Home https://server7.kproxy.com/servlet/redirect.srv/sruj/smyrwpoii/p2/ US https://server7.kproxy.com/servlet/redirect.srv/sruj/smyrwpoii/p2/ Early voting could reach a record 100 million by election day

Early voting could reach a record 100 million by election day

Eight days until election day, 62 million voters voted earlier, outnumbering more than 12 million in 2016, according to NBC News / Target Smart’s decision bureau.

The number of early voters could reach 90 to 100 million before November 3 – approximately twice as many as the 50 million who did so in 2016, draft decision bureaus. TargetSmart is a Democratic political data firm that provides voting data to NBC News.

In critical winged countries, expanded options for early voting and postal voting have led to a large increase in pre-election voting. On the Pennsylvania battlefield, about 1

.4 million have voted early or absent so far, an increase of more than 1.2 million from the total number of votes cast in Keystone State in 2016.

For more information on this story, watch the first part of Lester Holt from his Las Vegas Across America series on Nightly News at 6:30 p.m. ET / 5:30 p.m. CT.

This story is repeated in the swing states of Michigan and Wisconsin, where this year’s total early vote has almost doubled the total number of votes cast in early 2016. President Donald Trump’s close victories in Pennsylvania, Michigan and Wisconsin allowed him to win the White House in 2016

Meanwhile, other states such as Texas, Georgia and Ohio have already surpassed the total number of early votes cast in their states in the last cycle. In Texas, where more than 6.9 million people have already voted, there is an increase of about 1.4 million additional votes compared to 2016. More than 40 percent of the state’s electorate has already voted.

In North Carolina, Texas, Florida, Georgia and Arizona – all of which have been contested this cycle – so far more voters have voted early than the total number who voted there for Trump or the Democratic Democratic presidential candidate Hillary Clinton for the last time.

Polls show that early voting has split predominantly for Democratic presidential candidate Joe Biden in 2020, while Trump maintains a significant advantage over those yet to vote.

A poll released Sunday by CBS News / YouGov found that in Florida, 61 percent of voters supported Biden, while 37 percent supported Trump.
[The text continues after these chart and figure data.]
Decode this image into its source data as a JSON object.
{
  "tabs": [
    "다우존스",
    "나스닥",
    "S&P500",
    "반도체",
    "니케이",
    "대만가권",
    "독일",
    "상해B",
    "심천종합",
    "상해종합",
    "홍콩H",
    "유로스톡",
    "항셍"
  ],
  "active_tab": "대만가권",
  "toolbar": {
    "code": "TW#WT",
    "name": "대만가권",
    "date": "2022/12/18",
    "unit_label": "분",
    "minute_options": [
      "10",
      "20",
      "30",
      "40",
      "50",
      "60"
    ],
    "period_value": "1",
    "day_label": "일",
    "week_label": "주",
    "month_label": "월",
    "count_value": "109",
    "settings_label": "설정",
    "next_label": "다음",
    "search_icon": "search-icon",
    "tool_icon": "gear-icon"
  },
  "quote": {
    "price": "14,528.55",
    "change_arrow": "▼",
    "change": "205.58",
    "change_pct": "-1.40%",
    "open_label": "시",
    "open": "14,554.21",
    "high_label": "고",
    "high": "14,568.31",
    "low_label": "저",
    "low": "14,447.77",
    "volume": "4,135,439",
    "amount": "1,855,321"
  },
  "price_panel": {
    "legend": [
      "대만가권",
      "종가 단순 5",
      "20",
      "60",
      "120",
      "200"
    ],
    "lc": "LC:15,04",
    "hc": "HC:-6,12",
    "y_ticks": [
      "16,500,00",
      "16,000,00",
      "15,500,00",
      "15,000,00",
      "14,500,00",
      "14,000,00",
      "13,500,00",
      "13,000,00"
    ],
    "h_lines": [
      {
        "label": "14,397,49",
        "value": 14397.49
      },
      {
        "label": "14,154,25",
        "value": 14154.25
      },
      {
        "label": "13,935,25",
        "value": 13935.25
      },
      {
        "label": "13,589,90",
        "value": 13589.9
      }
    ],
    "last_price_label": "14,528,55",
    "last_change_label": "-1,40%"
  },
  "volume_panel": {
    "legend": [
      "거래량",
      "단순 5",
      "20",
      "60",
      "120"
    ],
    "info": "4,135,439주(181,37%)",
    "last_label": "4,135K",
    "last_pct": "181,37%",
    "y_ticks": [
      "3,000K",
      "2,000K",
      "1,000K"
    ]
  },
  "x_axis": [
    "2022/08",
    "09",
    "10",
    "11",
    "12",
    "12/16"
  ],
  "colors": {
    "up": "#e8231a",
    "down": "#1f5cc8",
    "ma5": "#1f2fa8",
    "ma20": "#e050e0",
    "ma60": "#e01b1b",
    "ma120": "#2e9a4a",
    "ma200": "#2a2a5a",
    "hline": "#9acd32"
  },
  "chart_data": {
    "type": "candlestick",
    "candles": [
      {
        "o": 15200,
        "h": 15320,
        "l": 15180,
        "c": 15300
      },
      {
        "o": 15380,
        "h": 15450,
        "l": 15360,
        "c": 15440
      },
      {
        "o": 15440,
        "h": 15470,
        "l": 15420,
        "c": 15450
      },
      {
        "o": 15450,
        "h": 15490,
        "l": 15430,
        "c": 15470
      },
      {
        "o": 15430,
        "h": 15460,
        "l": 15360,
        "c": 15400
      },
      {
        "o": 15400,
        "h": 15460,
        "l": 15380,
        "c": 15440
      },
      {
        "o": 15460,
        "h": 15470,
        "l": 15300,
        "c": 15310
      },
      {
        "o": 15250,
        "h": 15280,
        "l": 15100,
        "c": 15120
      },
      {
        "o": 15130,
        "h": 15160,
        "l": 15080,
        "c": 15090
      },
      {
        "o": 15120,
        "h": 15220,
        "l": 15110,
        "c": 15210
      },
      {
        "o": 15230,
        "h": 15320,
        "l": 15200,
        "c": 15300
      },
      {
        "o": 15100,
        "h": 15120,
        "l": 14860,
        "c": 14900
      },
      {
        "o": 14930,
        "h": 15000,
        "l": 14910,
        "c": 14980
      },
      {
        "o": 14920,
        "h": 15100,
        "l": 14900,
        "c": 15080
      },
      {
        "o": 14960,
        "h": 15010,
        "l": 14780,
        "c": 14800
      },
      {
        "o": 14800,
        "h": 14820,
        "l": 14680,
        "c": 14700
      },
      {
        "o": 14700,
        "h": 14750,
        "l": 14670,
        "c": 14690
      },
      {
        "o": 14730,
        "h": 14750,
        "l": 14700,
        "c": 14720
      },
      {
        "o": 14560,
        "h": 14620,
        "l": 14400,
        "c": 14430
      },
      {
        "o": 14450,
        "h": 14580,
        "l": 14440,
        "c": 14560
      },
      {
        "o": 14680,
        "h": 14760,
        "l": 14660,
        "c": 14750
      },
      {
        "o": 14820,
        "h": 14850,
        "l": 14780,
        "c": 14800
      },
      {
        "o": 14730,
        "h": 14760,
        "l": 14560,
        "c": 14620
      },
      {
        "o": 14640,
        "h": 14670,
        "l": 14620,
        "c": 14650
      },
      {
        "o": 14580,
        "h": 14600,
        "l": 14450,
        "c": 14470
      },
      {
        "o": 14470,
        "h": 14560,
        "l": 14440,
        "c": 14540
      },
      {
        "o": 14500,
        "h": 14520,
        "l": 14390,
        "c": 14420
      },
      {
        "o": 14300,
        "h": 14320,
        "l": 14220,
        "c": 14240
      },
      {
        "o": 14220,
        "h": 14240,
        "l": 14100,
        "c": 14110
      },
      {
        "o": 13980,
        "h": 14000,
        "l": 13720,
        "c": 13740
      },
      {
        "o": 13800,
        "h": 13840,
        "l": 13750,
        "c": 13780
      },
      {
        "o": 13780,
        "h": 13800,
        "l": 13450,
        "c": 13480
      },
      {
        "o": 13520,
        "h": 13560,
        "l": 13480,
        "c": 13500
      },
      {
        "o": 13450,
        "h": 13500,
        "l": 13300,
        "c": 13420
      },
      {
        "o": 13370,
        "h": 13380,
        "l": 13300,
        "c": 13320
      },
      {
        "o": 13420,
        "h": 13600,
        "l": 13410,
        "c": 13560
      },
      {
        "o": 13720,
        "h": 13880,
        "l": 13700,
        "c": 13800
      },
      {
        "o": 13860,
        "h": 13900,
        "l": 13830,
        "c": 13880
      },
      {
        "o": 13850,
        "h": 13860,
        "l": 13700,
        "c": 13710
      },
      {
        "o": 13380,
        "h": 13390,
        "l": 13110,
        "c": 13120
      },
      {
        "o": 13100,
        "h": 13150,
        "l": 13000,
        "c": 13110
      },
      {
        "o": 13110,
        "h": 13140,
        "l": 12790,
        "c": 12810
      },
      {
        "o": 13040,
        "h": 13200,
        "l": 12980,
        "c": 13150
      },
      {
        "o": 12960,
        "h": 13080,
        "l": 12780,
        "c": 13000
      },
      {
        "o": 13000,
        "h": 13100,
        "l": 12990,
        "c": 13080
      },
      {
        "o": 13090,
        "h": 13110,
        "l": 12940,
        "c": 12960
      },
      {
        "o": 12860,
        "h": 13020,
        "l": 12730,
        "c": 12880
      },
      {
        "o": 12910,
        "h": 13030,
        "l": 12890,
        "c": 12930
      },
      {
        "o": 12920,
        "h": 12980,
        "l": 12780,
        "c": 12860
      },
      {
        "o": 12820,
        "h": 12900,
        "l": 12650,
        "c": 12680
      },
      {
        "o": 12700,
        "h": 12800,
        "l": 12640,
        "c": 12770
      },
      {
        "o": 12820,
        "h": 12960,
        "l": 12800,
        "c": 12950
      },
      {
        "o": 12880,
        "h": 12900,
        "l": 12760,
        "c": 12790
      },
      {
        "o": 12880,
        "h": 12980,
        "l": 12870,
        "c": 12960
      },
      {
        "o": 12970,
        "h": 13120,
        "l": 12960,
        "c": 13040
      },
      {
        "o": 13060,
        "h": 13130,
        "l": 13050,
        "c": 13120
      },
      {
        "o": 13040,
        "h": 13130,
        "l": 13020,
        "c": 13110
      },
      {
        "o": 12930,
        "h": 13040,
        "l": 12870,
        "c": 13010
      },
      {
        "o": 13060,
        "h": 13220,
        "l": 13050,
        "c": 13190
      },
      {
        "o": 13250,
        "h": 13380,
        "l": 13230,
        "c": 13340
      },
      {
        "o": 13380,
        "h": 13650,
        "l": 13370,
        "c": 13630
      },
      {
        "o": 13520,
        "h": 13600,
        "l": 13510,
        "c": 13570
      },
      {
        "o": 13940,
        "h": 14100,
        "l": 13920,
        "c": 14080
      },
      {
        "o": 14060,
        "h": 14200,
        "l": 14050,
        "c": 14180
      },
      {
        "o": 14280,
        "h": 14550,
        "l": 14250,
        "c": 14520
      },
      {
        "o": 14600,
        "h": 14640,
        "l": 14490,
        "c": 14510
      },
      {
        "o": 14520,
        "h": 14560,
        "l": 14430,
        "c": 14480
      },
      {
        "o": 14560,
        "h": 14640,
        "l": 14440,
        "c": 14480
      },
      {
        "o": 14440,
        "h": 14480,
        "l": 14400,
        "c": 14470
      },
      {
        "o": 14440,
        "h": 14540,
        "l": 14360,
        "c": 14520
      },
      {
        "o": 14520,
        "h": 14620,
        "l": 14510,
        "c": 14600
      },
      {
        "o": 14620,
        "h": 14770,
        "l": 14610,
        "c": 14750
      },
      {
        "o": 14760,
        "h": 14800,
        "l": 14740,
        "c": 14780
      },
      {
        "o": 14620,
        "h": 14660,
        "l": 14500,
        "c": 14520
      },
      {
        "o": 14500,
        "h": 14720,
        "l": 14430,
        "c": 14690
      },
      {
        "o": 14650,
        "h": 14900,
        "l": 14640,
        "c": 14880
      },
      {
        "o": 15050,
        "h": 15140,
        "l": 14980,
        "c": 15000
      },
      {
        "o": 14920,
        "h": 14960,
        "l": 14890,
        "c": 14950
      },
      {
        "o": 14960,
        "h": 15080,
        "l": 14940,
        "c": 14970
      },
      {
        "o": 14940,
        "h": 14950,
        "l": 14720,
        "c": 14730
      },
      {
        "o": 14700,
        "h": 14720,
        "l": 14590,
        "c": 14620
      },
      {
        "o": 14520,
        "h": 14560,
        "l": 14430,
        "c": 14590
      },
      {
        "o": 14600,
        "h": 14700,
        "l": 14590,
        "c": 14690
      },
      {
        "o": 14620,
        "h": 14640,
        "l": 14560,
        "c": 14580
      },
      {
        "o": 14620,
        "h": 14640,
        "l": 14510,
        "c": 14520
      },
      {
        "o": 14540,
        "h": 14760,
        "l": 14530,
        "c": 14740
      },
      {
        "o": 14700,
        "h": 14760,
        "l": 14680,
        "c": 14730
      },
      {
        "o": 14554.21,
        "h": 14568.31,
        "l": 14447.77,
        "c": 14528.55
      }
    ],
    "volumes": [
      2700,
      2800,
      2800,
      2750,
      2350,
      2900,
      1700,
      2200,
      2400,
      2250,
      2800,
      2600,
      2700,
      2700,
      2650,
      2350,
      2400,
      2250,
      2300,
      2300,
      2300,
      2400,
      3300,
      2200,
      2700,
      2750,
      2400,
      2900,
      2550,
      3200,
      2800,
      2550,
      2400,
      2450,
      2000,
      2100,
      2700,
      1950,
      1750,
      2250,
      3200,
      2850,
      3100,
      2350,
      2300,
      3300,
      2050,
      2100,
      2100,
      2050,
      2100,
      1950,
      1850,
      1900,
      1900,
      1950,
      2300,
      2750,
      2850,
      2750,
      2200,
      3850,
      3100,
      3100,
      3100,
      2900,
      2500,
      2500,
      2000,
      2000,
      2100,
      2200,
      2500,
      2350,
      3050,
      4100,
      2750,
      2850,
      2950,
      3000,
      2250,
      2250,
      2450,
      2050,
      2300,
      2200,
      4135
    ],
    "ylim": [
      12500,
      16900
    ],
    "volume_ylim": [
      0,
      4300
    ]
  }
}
In North Carolina, this division is 61% to 36%, while in Georgia it is 55% to 43%.

On the other hand, those who have not yet voted in those states backed Trump against Biden with a 59 to 40 percent split in Florida, a 58 to 41 percent split in North Carolina and 54 percent to 44 percent in Georgia.

A University of Wisconsin poll for elections / YouGov, conducted in Pennsylvania, Michigan and Wisconsin, published on Monday, shows similar trends. Biden won overwhelmingly among those who had already voted, while Trump had a significant but slightly smaller advantage among those who had yet to vote.